PW:  I wouldn't call it composing.  It was more like trying to sync total chaos to some cheesy Hollywood piece of drek.  I was broke and I was cheap, so I got hired by directors who were also broke and cheap.
AG:  You also scored some cartoons?
PW:  Where did you hear that?  Oh god, the nightmare of my life.  You gotta come up with a precise hit every time some barnyard animal slips on a banana peel.  I felt more like a rodeo clown than a composer.  I gave up on trying to write anything in advance, we'd just collect in the recording studio and make our boings and clangs.  Fight scenes were always fun though, I'd make the musicians chase each other around the room like the cartoon characters, so we'd wind up with some wild cacophonous mess.  I specialized in cacophony.  I also specialized in getting fired.
AG:  What have you been doing since then?
PW:  I've been doing some work in Italy.  Some communist film makers have been working on a documentary, supposedly an expose of the HUAC trials. God only knows where they got the dough, but they've been bringing me out there to re-record the music every year while they cut and re-cut it.  They also dug up some ancient home movie of my piano harp/HUAC tape performance, silent of course, and they want me to record a new soundtrack.  Some fly-by-night French company wants to put out a CD of my film music, but I'll believe that when I see it.  I thought that most of my master tapes were destroyed by a recording studio in the sixties.
AG: Any closing thoughts on improvisation?

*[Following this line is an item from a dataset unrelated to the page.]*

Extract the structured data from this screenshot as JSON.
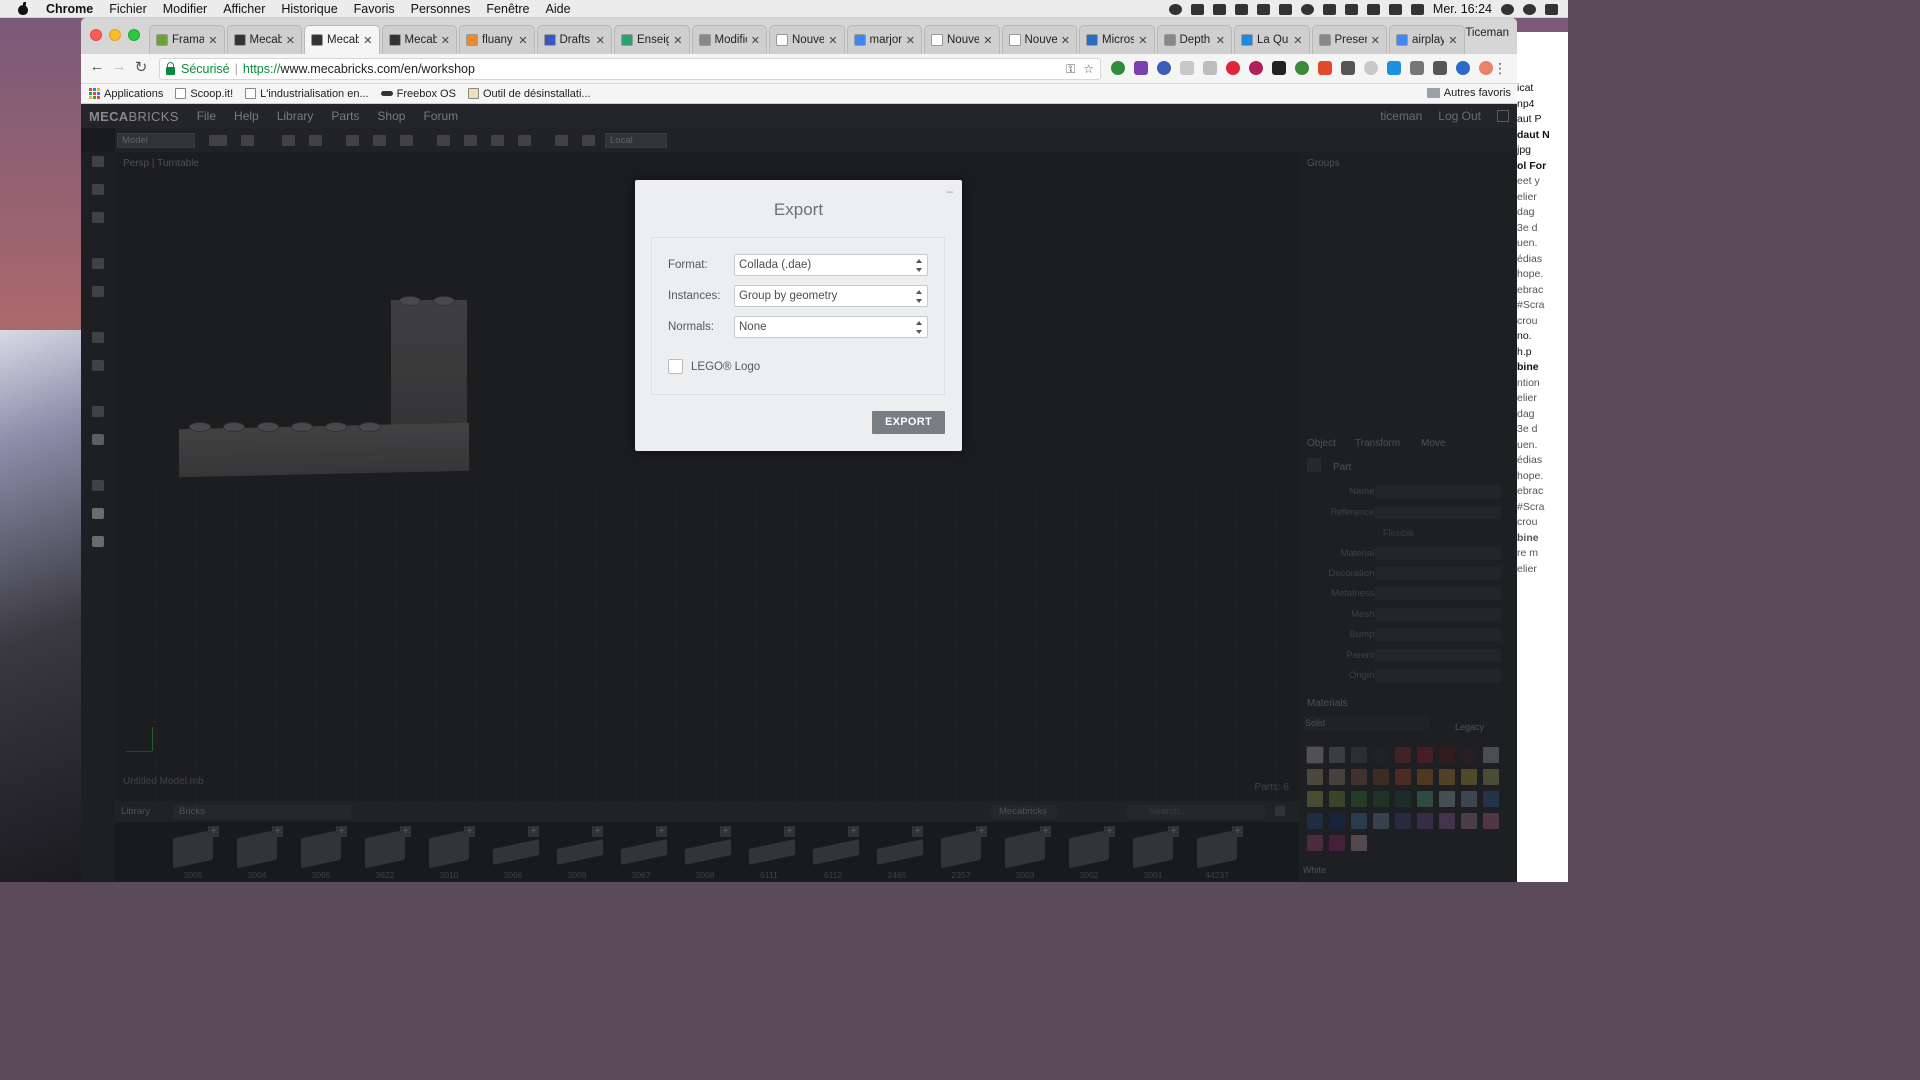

PW: I've put up with a lot of bullshit for playing improvised music in places where it wasn't too popular.  I've also done pretty damn good when people didn't know that they shouldn't like it.  Don't get pushed into writing a second-rate piece of trash when improvising is what you think is appropriate.  If I was in a tight spot -- a cartoon, for instance -- I'd always bring the same scribbles on manuscript paper just in case some creep insisted on composed, notated music.  Didn't use it once, though.  And remember, it sure beats "Babyface" for the hundred and ninetieth time.